12. Discard the filtrate and place the spin column back into the 2 ml collection tube, and centrifuge at 14000 rpm for 1 minute.
* If the top speed could not reach 14000 rpm, centrifuge at top speed for 2 minutes.
* Do not omit this step, otherwise, it may cause problems in downstream applications due to the residual ethanol in the eluate.
13. Discard the 2 ml collection tube, place the spin column in a clean 1.5 ml microcentrifuge tube, add 150~200 μl 70 °C incubated Buffer TE to the center of column membrane, close the lid, incubate for 1 minute at room temperature, and centrifuge at 12000 rpm for 30 seconds.
* If the centrifuge does not have a leak-proof cap, please change the centrifugation condition to 8000 rpm for 1 minute to prevent the 1.5 ml microcentrifuge tube cover from falling off and damaging the centrifuge.

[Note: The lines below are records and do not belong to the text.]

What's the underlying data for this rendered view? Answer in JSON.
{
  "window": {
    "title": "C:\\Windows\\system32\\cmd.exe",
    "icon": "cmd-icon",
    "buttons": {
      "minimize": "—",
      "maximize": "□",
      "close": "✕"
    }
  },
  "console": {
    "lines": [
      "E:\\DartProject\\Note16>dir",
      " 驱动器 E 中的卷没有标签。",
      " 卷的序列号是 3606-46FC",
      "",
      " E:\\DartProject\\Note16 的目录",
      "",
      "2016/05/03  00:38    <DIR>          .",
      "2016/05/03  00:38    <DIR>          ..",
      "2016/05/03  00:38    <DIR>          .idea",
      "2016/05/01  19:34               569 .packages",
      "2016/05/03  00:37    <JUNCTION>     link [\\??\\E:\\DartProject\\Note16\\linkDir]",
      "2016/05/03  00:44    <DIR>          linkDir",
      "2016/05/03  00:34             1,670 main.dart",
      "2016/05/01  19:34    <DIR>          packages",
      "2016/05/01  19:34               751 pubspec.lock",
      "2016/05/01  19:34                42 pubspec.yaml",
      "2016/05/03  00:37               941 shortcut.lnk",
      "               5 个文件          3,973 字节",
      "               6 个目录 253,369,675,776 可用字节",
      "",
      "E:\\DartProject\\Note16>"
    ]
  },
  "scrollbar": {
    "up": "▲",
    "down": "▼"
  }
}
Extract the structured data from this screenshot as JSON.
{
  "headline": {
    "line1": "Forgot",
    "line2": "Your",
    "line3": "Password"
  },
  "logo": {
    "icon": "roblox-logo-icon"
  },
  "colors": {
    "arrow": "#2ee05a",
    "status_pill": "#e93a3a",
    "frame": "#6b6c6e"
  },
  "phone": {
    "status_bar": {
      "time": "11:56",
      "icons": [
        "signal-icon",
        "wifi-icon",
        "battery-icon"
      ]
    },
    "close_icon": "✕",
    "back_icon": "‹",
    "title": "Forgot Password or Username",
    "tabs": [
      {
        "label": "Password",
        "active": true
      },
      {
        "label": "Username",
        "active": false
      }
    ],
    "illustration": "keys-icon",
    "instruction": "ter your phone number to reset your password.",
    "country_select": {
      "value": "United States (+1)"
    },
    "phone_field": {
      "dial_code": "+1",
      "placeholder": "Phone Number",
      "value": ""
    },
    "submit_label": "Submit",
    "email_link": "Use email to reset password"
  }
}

14. Discard the spin column, the eluted DNA can be used for molecular biology experiment immediately or store the DNA at -20℃ for later use.
* When DNA is used for PCR amplification, the volume added should not exceed 1/10 of the volume of the PCR amplification system (e.g., if the amplification system volume is 50 μl, the amount of DNA added should not exceed 5 μl).